As I had written a while back, "Could I'm Not There be called a bio-pic? For fans of Bob Dylan, this movie rings true to form." Certainly this is not your run-of-the-mill bio-pic, and would you expect anything less from the legendary--now, mythical--voice of the '60s generation? The film is split into six different parts, with six different actors, playing six different facets of Dylan's life and image. We see Christian Bale as fictional troubadour Jack Rollins, who finds Jesus as Pastor John (referencing Dylan during his acoustic, and then "born-again" years). There's Heath Ledger, who plays an actor portraying Jack Rollins in a bio-pic, all the while his marriage is dissolving (a mirror of Dylan's failed relationships, which led him to pen the album Blood on the Tracks). Richard Gere comes on as "Billy the Kid," in an allusion to Dylan's role in Pat Garrett and Billy the Kid, as well as Dylan's shying away from public life. And, of course, there's Cate Blanchett, who's portrayal of Dylan during his electric years touring the U.K. (as seen in the famous Pennebaker films Don't Look Back and Eat the Document), is so perfect it boarders creepy.

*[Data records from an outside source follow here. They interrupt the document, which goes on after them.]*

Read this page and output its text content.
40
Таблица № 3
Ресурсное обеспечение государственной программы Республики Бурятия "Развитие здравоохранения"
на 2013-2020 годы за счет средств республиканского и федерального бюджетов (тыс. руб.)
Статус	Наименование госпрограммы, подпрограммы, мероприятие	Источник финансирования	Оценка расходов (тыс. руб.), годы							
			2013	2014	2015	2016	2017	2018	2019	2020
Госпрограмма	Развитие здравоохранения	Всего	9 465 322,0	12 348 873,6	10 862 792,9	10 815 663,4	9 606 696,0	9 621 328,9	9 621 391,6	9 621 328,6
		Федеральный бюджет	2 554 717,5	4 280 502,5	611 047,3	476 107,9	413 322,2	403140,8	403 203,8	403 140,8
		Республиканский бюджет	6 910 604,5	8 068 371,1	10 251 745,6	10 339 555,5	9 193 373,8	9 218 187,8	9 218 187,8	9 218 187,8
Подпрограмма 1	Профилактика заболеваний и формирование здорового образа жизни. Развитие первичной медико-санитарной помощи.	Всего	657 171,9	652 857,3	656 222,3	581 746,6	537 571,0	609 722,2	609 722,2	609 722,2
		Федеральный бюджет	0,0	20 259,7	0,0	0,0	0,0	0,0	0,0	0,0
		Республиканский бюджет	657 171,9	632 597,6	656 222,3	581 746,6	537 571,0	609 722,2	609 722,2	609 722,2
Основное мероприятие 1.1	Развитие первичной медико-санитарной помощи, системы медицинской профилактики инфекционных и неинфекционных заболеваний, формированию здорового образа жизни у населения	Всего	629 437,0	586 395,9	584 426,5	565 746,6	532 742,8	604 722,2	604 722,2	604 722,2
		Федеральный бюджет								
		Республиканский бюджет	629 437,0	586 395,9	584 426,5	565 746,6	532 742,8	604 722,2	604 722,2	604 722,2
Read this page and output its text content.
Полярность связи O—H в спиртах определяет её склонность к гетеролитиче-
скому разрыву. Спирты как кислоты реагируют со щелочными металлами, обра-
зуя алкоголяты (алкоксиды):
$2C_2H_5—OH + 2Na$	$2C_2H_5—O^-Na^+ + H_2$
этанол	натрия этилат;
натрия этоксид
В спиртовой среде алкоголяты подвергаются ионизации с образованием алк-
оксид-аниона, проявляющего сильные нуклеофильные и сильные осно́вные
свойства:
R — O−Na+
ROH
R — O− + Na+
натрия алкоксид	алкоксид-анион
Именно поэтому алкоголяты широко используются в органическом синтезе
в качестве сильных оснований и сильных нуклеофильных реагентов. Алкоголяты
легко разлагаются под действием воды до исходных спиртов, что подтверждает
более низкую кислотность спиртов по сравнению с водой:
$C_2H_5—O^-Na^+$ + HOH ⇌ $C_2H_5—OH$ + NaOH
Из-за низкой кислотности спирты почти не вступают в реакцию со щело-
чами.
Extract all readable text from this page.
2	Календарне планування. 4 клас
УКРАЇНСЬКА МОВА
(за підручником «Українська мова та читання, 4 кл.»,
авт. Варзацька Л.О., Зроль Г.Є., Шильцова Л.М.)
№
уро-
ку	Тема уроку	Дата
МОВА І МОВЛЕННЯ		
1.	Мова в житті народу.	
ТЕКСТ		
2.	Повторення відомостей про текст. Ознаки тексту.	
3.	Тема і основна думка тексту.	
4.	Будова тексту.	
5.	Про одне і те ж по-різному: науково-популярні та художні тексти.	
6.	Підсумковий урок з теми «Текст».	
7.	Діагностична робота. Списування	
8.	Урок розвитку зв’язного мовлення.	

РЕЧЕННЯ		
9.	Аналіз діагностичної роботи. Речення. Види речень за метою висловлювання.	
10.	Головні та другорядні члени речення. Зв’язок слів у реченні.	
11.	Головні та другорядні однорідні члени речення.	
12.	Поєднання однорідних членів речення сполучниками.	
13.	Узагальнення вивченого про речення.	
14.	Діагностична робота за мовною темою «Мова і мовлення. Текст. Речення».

Thirteen Days (2000) -- MRQE Metric: 75


This is one for history class. Unlike the lambasted Kennedy mini-series from earlier this year, Thirteen Days accurately documents one of the most nail-bitting trials in American history: the Cuban Missile Crisis, as seen from the eyes of Kennedy and his cabinet. Based on a book that pieces together the crisis from recordings from inside the White House, the film takes us from beginning to end as Kennedy and the Joint Chiefs of Staff work out a proper solution: should we invade Cuba, or should we try to negotiate with the enemy? I must say, that Bruce Greenwood's JFK is no match to Greg Kinnear's from the aforementioned mini-series, but rest of the performances are superb; though Kevin Costner's Boston accent leaves much to be desired. Director Roger Donaldson (Species, The Recruit) perfectly matches the dialog with nail-bitting suspense, almost to the point where you wish it wasn't 2011 and you don't know the outcome of these events.



Capote (2005) -- MRQE Metric: 80


Was Philip Seymour Hoffman born to portray Truman Capote? After seeing this film, you might believe it to be true (just listen to him in the trailer below!). Hoffman earned his Oscar for his portrayal of one of the 1960's most famous icons. The film primarily is about Capote's time writing his famous novel, In Cold Blood. Upon hearing of the slaying of four members of the Clutter family in Kansas, Capote travels to the mid-west town to interview the victims and ultimately the murderers, one of which he gets emotionally attached to. The film also explores Captoe's weaknesses and his relationship with Harper Lee (Catherine Keener), who is seen as authoring To Kill a Mockingbird at the time of the film's setting.